Antarktis-Kreuzfahrt mit „heissem“ Programm: Freizeitpark-Tourismus oder Einzelfall?

von Dr. Michael Wenger
03/13/2025

Eine ungewöhnliche Reise in die Antarktis im Januar 2025 sorgte für neue Diskussionen zur Entwicklung des Tourismus in dieser einzigartigen Region. Das „7th Continent Adventure“, das Mitte Januar 2025 begonnen hatte, richtete sich speziell an Paare ab 21 Jahren, die eine Mischung aus Entdeckungsreise in die Antarktis und Unterhaltung für Erwachsene suchten. In den Werbematerialien wurden Themenabende wie „Naughty Nautical“ und „Fetish“ sowie ein spezielles „Spielzimmer“, das rund um die Uhr geöffnet war, und Seminare zu Themen wie ethische Non-Monogamie und Tantra beworben. Die Kreuzfahrt versprach ein „erotisches Abenteuer“ vor der Kulisse der antarktischen Wildnis.

Die Pracht der Antarktis wurde im Januar für eine „heiße“ Kreuzfahrt genutzt und löste eine ebenso „heiße“ Debatte darüber aus, ob sich die Antarktis zu einem Themenpark entwickelt oder nicht.
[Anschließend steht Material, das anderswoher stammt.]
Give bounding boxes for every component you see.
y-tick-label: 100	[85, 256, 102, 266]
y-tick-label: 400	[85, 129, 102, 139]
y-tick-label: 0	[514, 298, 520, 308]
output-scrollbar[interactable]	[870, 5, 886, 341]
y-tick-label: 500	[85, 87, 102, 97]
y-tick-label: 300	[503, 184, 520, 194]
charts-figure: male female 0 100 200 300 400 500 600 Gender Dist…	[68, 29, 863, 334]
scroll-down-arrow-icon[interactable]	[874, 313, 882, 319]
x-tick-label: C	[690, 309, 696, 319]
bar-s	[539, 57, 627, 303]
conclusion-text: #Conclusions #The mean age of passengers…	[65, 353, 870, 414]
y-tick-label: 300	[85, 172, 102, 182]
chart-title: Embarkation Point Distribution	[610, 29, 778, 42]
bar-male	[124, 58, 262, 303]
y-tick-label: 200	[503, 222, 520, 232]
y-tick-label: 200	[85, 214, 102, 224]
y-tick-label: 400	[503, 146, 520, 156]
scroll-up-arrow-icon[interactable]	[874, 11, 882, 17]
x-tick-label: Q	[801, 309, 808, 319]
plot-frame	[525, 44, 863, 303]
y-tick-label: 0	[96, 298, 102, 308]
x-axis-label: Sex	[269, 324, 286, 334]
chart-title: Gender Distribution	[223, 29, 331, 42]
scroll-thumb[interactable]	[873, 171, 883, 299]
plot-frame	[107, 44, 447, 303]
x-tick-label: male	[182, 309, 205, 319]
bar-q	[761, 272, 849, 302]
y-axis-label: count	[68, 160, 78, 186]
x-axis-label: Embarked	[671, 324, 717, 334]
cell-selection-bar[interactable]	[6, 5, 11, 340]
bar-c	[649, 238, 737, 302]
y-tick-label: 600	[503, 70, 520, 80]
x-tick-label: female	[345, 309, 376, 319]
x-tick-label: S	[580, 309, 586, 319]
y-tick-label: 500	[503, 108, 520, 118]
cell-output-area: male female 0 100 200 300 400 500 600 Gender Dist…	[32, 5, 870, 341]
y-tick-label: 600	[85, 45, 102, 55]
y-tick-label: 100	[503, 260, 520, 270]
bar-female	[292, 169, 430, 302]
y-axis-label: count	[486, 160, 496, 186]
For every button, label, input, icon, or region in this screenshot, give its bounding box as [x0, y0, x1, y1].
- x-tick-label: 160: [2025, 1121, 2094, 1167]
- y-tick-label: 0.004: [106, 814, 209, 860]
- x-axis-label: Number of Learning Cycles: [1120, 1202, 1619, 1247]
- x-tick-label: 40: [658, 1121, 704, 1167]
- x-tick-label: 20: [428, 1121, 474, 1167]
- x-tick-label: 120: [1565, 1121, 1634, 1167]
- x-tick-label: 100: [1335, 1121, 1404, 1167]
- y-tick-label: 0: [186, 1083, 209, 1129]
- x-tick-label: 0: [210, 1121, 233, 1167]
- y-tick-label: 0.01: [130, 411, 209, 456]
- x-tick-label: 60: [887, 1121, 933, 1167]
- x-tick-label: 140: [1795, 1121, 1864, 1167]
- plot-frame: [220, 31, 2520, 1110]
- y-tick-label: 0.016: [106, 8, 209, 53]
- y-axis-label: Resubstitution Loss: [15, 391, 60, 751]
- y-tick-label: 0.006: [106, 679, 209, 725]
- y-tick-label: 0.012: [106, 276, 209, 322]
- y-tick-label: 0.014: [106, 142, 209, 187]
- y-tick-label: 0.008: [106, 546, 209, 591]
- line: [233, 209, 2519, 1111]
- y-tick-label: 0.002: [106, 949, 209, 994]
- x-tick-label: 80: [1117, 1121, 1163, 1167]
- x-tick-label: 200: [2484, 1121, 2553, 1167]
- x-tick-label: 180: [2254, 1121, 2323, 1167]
Symbolisches Foto: Polar Journal Archiv

Anmerkung der Redaktion: In diesem Artikel verzichten wir bewusst darauf, die an dieser Veranstaltung beteiligten Unternehmen namentlich zu nennen, da es nicht unsere Absicht ist, Werbung zu machen oder über die Art der Kreuzfahrt zu moralisieren, sondern die weiteren Auswirkungen auf den Antarktistourismus zu analysieren.

Ein Abenteuer nur für Erwachsene

Das „7th Continent Adventure“, das Mitte Januar 2025 begonnen hatte, richtete sich speziell an Paare ab 21 Jahren, die eine Mischung aus Entdeckungsreise in die Antarktis und Unterhaltung für Erwachsene suchten. In den Werbematerialien wurden Themenabende wie „Naughty Nautical“ und „Fetish“ sowie ein spezielles „Spielzimmer“, das rund um die Uhr geöffnet war, und Seminare zu Themen wie ethische Non-Monogamie und Tantra beworben. Die Kreuzfahrt versprach ein „erotisches Abenteuer“ vor der Kulisse der antarktischen Wildnis.

Operativ war die Reederei für die Fahrt verantwortlich, jedoch nicht inhaltlich und sie entsprach in operativer Hinsicht den Richtlinien der International Association of Antarctica Tour Operators (IAATO). Die IAATO, die selbstregulierende Organisation, die den Antarktistourismus managt, stellt strenge Anforderungen, um die Umweltbelastung zu minimieren und die Sicherheit zu gewährleisten. Diese Richtlinien wurden wohl allen Passagieren vorgestellt. Obwohl separate Ausflüge angeboten wurden, deutete deren Verfügbarkeit darauf hin, dass der traditionelle Antarktisbesuch eine Option blieb, wenn auch nicht ein wesentlicher Bestandteil der Themenkreuzfahrt. Der Charterer merkte an, dass der Schiffsbetreiber „sehr daran interessiert war, die Veranstaltung durchzuführen“, was auf ein kommerzielles Interesse an der Erweiterung des Angebots an Antarktis-Kreuzfahrten hindeutete. Das Reisebüro führte auch eine „Richtlinie für Regeln und Vorschriften“ für seine Kunden ein, die ausgewiesene Spielbereiche vorsah, um sicherzustellen, dass Aktivitäten für Erwachsene auf bestimmte Bereiche des Schiffes beschränkt blieben.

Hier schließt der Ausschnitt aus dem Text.